In particolare, il beneficio è previsto in caso di:
– assunzione a tempo indeterminato, pieno o parziale, o anche mediante contratto di apprendistato, con esonero pari al 100% dei complessivi contributi previdenziali a carico dei datori di lavoro (nel limite massimo di 8.000 euro su base annua) e per un massimo di 12 mesi;
– assunzione a tempo determinato o stagionale, pieno o parziale, con esonero ridotto al 50% (nel limite massimo di 4.000 euro su base annua) e per un massimo di 12 mesi e non oltre la durata del rapporto di lavoro;
– trasformazioni dei contratti a tempo determinato in contratti a tempo indeterminato nel limite massimo di 24 mesi, nella misura del 50%, per i periodi precedentemente fruiti in relazione all’assunzione con contratto a tempo determinato o stagionale, e del 100% per i periodi decorrenti dalla data della trasformazione.

Come specificato con la circ.
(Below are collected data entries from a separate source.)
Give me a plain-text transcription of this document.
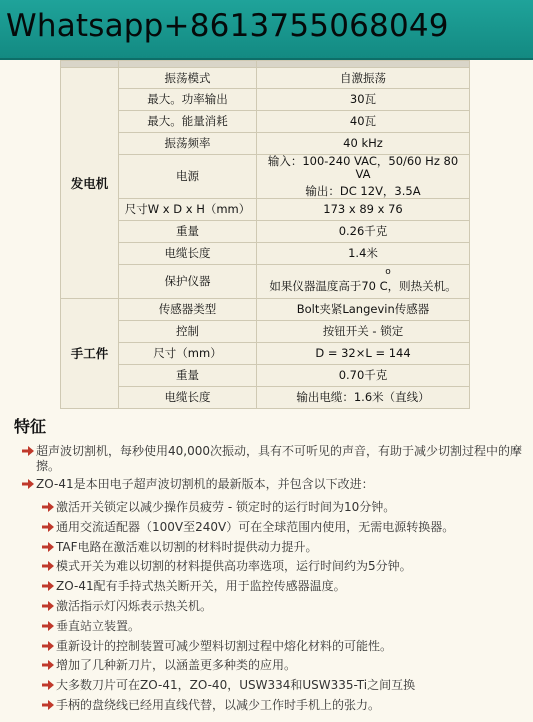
Whatsapp+8613755068049

发电机	振荡模式	自激振荡
	最大。功率输出	30瓦
	最大。能量消耗	40瓦
	振荡频率	40 kHz
	电源	输入：100-240 VAC，50/60 Hz 80 VA
输出：DC 12V，3.5A

	尺寸W x D x H（mm）	173 x 89 x 76
	重量	0.26千克
	电缆长度	1.4米
	保护仪器	o
如果仪器温度高于70 C，则热关机。

手工件	传感器类型	Bolt夹紧Langevin传感器
	控制	按钮开关 - 锁定
	尺寸（mm）	D = 32×L = 144
	重量	0.70千克
	电缆长度	输出电缆：1.6米（直线）
特征
超声波切割机，每秒使用40,000次振动，具有不可听见的声音，有助于减少切割过程中的摩擦。
ZO-41是本田电子超声波切割机的最新版本，并包含以下改进：
激活开关锁定以减少操作员疲劳 - 锁定时的运行时间为10分钟。
通用交流适配器（100V至240V）可在全球范围内使用，无需电源转换器。
TAF电路在激活难以切割的材料时提供动力提升。
模式开关为难以切割的材料提供高功率选项，运行时间约为5分钟。
ZO-41配有手持式热关断开关，用于监控传感器温度。
激活指示灯闪烁表示热关机。
垂直站立装置。
重新设计的控制装置可减少塑料切割过程中熔化材料的可能性。
增加了几种新刀片，以涵盖更多种类的应用。
大多数刀片可在ZO-41，ZO-40，USW334和USW335-Ti之间互换
手柄的盘绕线已经用直线代替，以减少工作时手机上的张力。
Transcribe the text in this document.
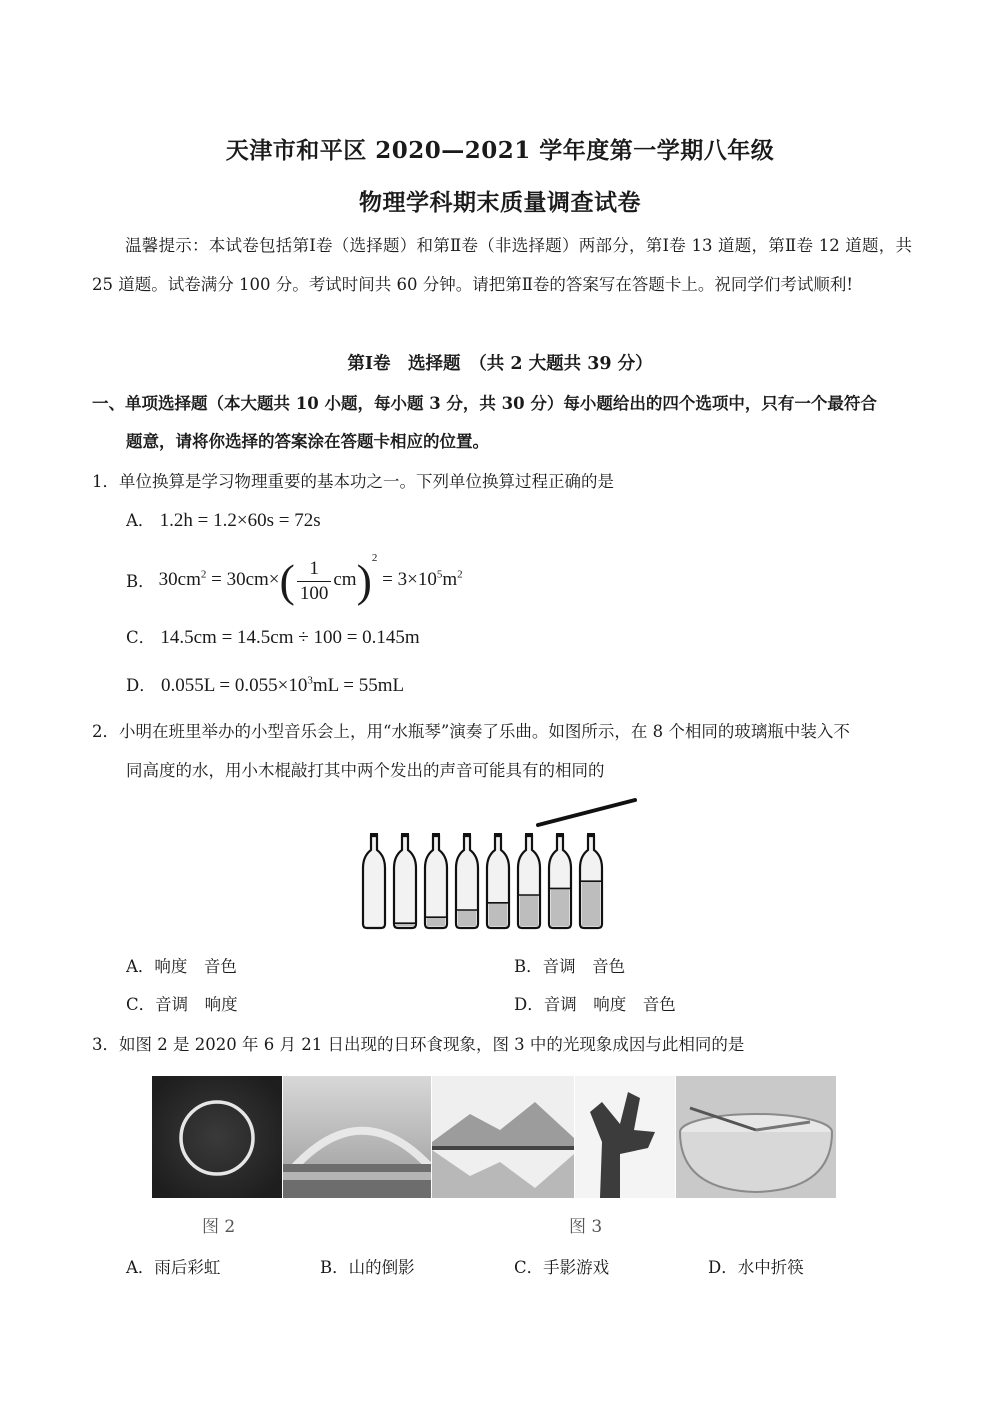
天津市和平区 2020—2021 学年度第一学期八年级
物理学科期末质量调查试卷
温馨提示：本试卷包括第Ⅰ卷（选择题）和第Ⅱ卷（非选择题）两部分，第Ⅰ卷 13 道题，第Ⅱ卷 12 道题，共 25 道题。试卷满分 100 分。考试时间共 60 分钟。请把第Ⅱ卷的答案写在答题卡上。祝同学们考试顺利!
第Ⅰ卷　选择题　（共 2 大题共 39 分）
一、单项选择题（本大题共 10 小题，每小题 3 分，共 30 分）每小题给出的四个选项中，只有一个最符合
题意，请将你选择的答案涂在答题卡相应的位置。
1．单位换算是学习物理重要的基本功之一。下列单位换算过程正确的是
A． 1.2h = 1.2×60s = 72s
B． $30cm^2 = 30cm\times( \frac{1}{100} cm)^2 = 3\times 10^5m^2$
C． 14.5cm = 14.5cm ÷ 100 = 0.145m
D． $0.055L = 0.055\times 10^3mL = 55mL$
2．小明在班里举办的小型音乐会上，用“水瓶琴”演奏了乐曲。如图所示，在 8 个相同的玻璃瓶中装入不
同高度的水，用小木棍敲打其中两个发出的声音可能具有的相同的
A．响度　音色	B．音调　音色
C．音调　响度	D．音调　响度　音色
3．如图 2 是 2020 年 6 月 21 日出现的日环食现象，图 3 中的光现象成因与此相同的是
图 2	图 3
A．雨后彩虹	B．山的倒影	C．手影游戏	D．水中折筷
INPS n. 111 del 29 dicembre 2023, il datore di lavoro deve inoltrare all’Istituto domanda di ammissione all’agevolazione mediante apposito modulo la cui disponibilità sarà resa nota con apposito messaggio.
Al momento, quindi, l’esonero, seppur in vigore, non può essere fruito dal datore di lavoro che ha effettuato l’assunzione sia per la mancanza del modulo sia per l’assenza delle istruzioni per la compilazione del flusso UniEmens (che saranno anch’esse dettate con apposito messaggio).

In attesa del modulo e delle istruzioni è quindi opportuno ricordare alcune delle condizioni specifiche previste dal DL 48/2023 ai fini dell’applicabilità dell’esonero contributivo, vale a dire quelle dell’assenza di licenziamenti.
Nello specifico, l’art. 10 comma 1 stabilisce che il datore di lavoro sia tenuto alla restituzione dell’incentivo fruito (con applicazione delle sanzioni civili ex art. 116 comma 8 lett. a) della L. 388/2000) in caso di licenziamento effettuato nei 24 mesi successivi all’assunzione del lavoratore beneficiario di una delle due misure di sostegno.
Nella circolare citata vengono quindi esaminate le diverse situazioni che possono o meno dare luogo alla restituzione dell’incentivo contributivo.

La restituzione non è dovuta se l’interruzione del rapporto di lavoro si verifica a seguito di licenziamento per giusta causa o per giustificato motivo. Il datore deve invece restituire l’incentivo fruito se il licenziamento, intimato per giusta causa o per giustificato motivo, viene dichiarato illegittimo.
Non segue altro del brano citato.